Unfortunately, McDonald’s is in the process of slowly replacing cashiers with self-serve kiosks.

Some claim these glowing kiosks will be a health benefit to hungry customers who will be able to investigate nutritional facts as they order. This is a far cry from the advertising of fast food chains ten years ago: fast food was then a cheap “on the go” option to quieting hunger, not a means of researching healthy eating habits as lines pile up behind you.  It seems, the more trend-driven “sham wow” companies give us with technology, the easier it becomes for us to turn our heads away from the truth—that those kiosks eliminate human jobs.

Who’s working?

In Consumer Reports, Anthony Giorgianni explains his frustrations with the ever-increasing self-checkout lines in the grocery stores. The express lanes run by human clerks are slowly declining, and in turn, the lines are beginning to grow infuriatingly long. Many are opting for U-Scan out of frustration, not convenience. As Giorgianni states, “Now, instead of hiring real people, the stores are expecting me to do the work—and for no pay.”

The customer fulfills the role of an unpaid grocery clerk and the computer supervises. There may be a single clerk who watches over five to ten U-Scan machines at once. Corporations have found a way to hire a single individual to replace the work of several individuals with the aid of technology. Are the five minutes a customer saves truly worth the loss of thousands of jobs for others? Shouldn’t we be outraged that we are passively paying these companies big bucks to fire workers so we can do the work for free?

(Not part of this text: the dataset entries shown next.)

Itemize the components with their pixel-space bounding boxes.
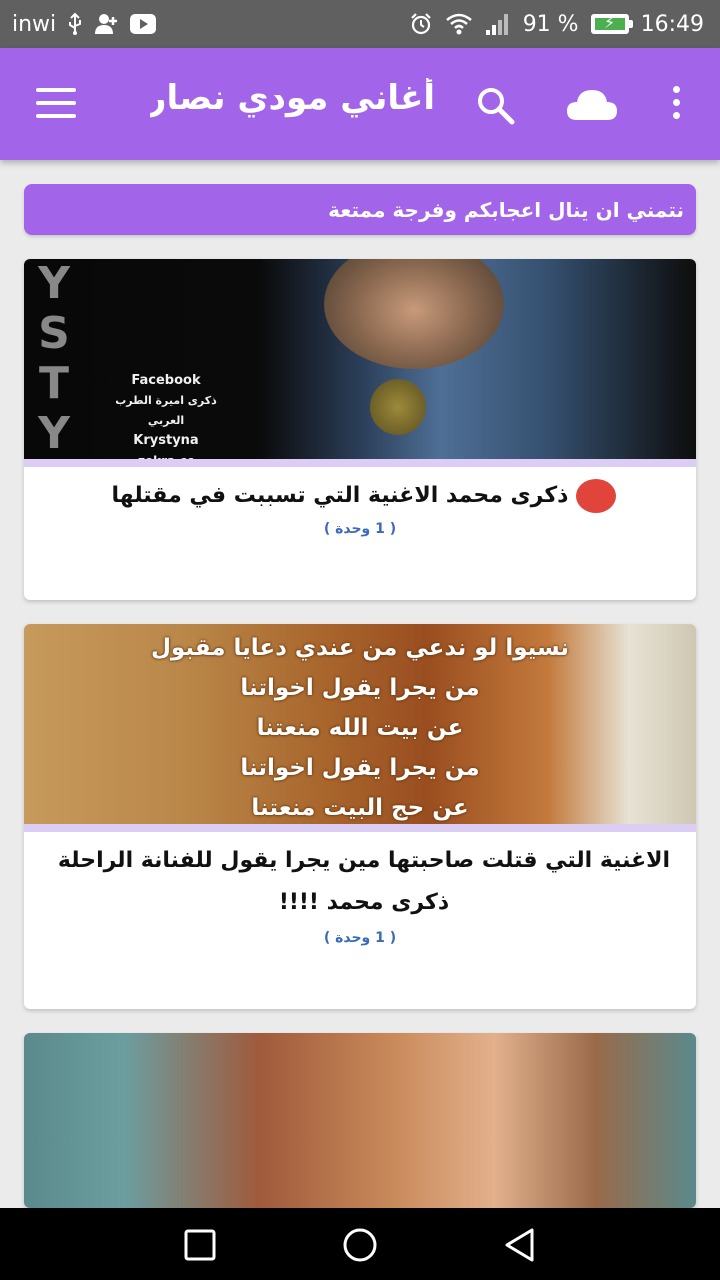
add-contact-icon [95,14,118,34]
thumbnail-lyrics: نسيوا لو ندعي من عندي دعايا مقبول من يجر… [150,635,570,821]
card-title: الاغنية التي قتلت صاحبتها مين يجرا يقول … [57,848,671,915]
card-divider [24,459,696,467]
recents-icon[interactable] [181,1226,219,1264]
more-vert-icon[interactable] [668,86,684,126]
card-title: ذكرى محمد الاغنية التي تسببت في مقتلها [32,475,696,517]
thumbnail-watermark: Y S T Y [38,259,70,459]
app-bar: أغاني مودي نصار ... [0,48,720,160]
back-icon[interactable] [501,1226,539,1264]
banner-text: نتمني ان ينال اعجابكم وفرجة ممتعة [328,197,684,222]
home-icon[interactable] [341,1226,379,1264]
alarm-icon [410,13,431,35]
video-thumbnail: Y S T Y Facebook ذكرى اميرة الطرب العربي… [24,259,696,459]
status-bar: inwi 91 % ⚡ 16:49 [0,0,720,48]
video-thumbnail: نسيوا لو ندعي من عندي دعايا مقبول من يجر… [24,624,696,824]
battery-percent: 91 % [522,11,579,37]
wifi-icon [445,13,472,35]
navigation-bar [0,1208,720,1280]
welcome-banner: نتمني ان ينال اعجابكم وفرجة ممتعة [24,184,696,235]
video-thumbnail [24,1033,696,1208]
carrier-label: inwi [12,11,57,37]
video-card[interactable] [24,1033,696,1208]
video-card[interactable]: نسيوا لو ندعي من عندي دعايا مقبول من يجر… [24,624,696,1009]
app-title: أغاني مودي نصار ... [150,78,435,118]
search-icon[interactable] [474,84,516,126]
thumbnail-caption: Facebook ذكرى اميرة الطرب العربي Krystyn… [115,373,217,459]
signal-icon [485,14,508,35]
cloud-icon[interactable] [565,86,619,122]
menu-icon[interactable] [36,88,76,118]
clock: 16:49 [640,11,704,37]
battery-charging-icon: ⚡ [590,13,633,34]
video-card[interactable]: Y S T Y Facebook ذكرى اميرة الطرب العربي… [24,259,696,600]
card-divider [24,824,696,832]
youtube-icon [130,14,157,34]
card-count: ( 1 وحدة ) [323,930,397,946]
usb-icon [69,12,82,35]
card-count: ( 1 وحدة ) [323,521,397,537]
red-dot-icon [576,479,617,513]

Automated technology has also led to hundreds of thousands of layoffs in the white-collar workforce. One of the larger layoffs due to automated technology of the twentieth century occurred in 1983, when Bank of America, one of the largest banks in the U.S., closed 120 branch offices, eliminating 5,000 jobs through ATM distributions and branch consolidations, according to Rumberger. In September of 2011, Bank of America announced that they would be cutting 30,000 more white collar jobs within a few years because the bank is too large and has too many employees.

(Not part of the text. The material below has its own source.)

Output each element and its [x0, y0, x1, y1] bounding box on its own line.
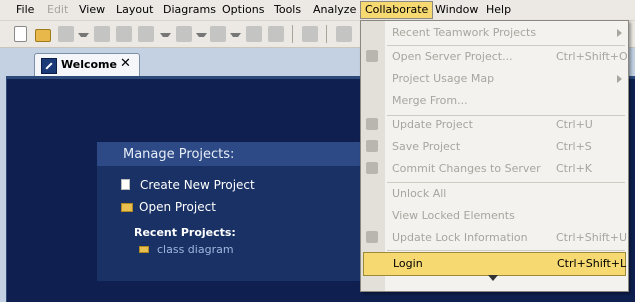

Companies use automated technology as the new means of competition in corporate industries. In 2009, Ann Livermore, then executive vice president of Hewlett Packard, pointed out that people, not technology, are responsible for making errors. She states that HP will have programs to automate all kinds of things that once had to be done by humans: “The next five years will all be about who can best use technology to automate the delivery of services.”  Shortly after Livermore’s statement, HP laid off 24,500 people.  Their largest job cuts were known as “Mark Hurd firings”: Hurd was an HP corporate guru who fired employees in masses based on cost cutting principles.

The automated future

Why would corporations want to hire humans if they can get away with hiring computers as employees? Humans are complex; we have emotions, character flaws, sickness, death, conflicts of personality, and minds of our own. We are high maintenance; we must eat, have restroom breaks, take up space, and need light to work in. Human workers are money driven; we live on wages, retirement plans, and health insurance. Computers do not need most of these things to function in a workplace. In this calculus, would a profit-driven corporation really choose flesh over silicon?

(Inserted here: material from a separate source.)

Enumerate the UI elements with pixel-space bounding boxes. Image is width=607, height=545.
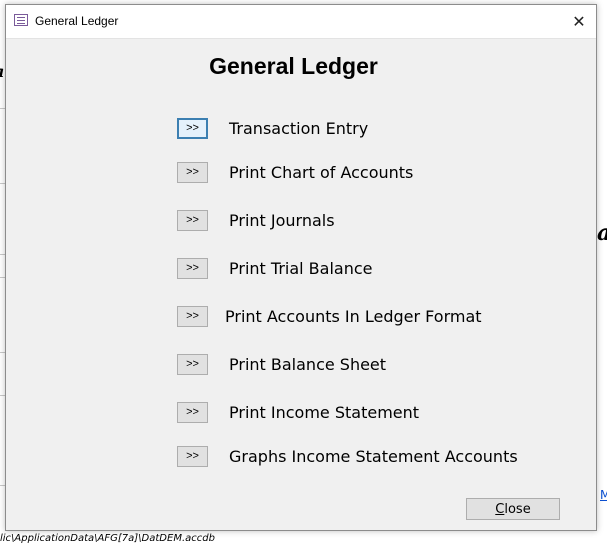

It is important that we work with technology, not against technology. Computers should be used as tools, not replacements. People have the power to change society and the implications of a disappearing human workforce. It is important for individuals to recognize what is going on and take steps to let the rest of the world know, we are not buying it.

People are waking up to the growing importance of self-sustainability and productivity. Individuals are taking back their right to do for themselves. Consumers are becoming more aware of their purchases. They are choosing to make educated economic decisions by spending money on local businesses, artists, and farmers. They have begun to realize that their local economy is where they can truly make an impact and “vote with their dollar.” In the reality of corporate domination, the most powerful vote we really have is how we choose to spend our dollars. But what happens when we—pushed out of work by machines—have no more dollars to spend?